As the main flavoring for the sanditas I chose tarragon, which is typically used in pickling cornichons. If you dislike licorice-like flavors, you might substitute herbs such as thyme, savory, and bay, or you might use traditional gherkin flavorings such as mustard and dill. I added honey because I thought it would complement the sanditas’ flavor, though the honey slightly darkened the pickling liquid.  You might prefer to use white sugar or no sweetening at all. For very sour pickles—to complement, say, pâté or cocktails—use straight vinegar instead of cutting it with water.

Pickled Sanditas

4 allspice berries
8 black peppercorns
¼ teaspoon coriander seeds
1 1/3 cups white wine vinegar
2/3 cup water
1½ teaspoon pickling salt
3 tablespoons honey
1 quart sanditas (Melothria scabra), blossom ends scraped clean
1 large sprig tarragon

In a mortar, lightly crush the allspice, black pepper, and coriander seeds. In a small saucepan, combine the crushed spices with the vinegar, water, salt, and honey. Bring the liquid to a boil, and then let it cool for 5 minutes.

Pack the sanditas into a quart jar along with the tarragon. Pour the hot liquid over them, right to the top of the jar (add a little more vinegar if you don’t have enough liquid to fill the jar to the top). Screw on a lid; if it’s metal, put a piece of plastic wrap in between. Let the jar sit at room temperature for at least three days before tasting the pickles. After that they should keep well at room temperature, but you may prefer to eat them chilled.

After three days of pickling the sanditas make a crisp, mildly tart snack; you may find yourself downing them by the dozen. Over time they’ll get more sour and more suitable as an accompaniment to fatty foods.

With my next batch of pickled sanditas, I plan to stab each fruit with a fork before packing the jar.
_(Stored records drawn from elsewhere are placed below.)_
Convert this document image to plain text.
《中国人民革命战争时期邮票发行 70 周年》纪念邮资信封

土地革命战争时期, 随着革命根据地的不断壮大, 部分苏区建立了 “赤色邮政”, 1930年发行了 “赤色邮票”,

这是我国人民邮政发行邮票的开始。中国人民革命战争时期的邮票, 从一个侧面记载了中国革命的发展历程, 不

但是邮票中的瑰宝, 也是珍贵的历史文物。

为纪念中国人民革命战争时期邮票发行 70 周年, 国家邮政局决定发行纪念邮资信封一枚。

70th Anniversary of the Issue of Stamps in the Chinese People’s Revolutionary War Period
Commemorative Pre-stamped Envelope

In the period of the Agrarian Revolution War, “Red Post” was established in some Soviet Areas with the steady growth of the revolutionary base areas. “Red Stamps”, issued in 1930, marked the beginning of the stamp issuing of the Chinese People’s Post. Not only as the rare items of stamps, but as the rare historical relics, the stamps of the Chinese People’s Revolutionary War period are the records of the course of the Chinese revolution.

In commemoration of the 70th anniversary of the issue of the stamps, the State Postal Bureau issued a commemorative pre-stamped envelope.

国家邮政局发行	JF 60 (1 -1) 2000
This way the sanditas will have less tendency to float in the jar, and the pickles will be ready sooner.

*Note that this is a different species from Melothria pendula, which grows wild from the southeastern United States to Argentina and bears some of the same popular names. Though many people use the unripe fruits of Melothria pendula in pickles and salads, others consider the whole plant toxic. When the fruit ripens to nearly black, apparently, it becomes an extremely effective remedy for constipation.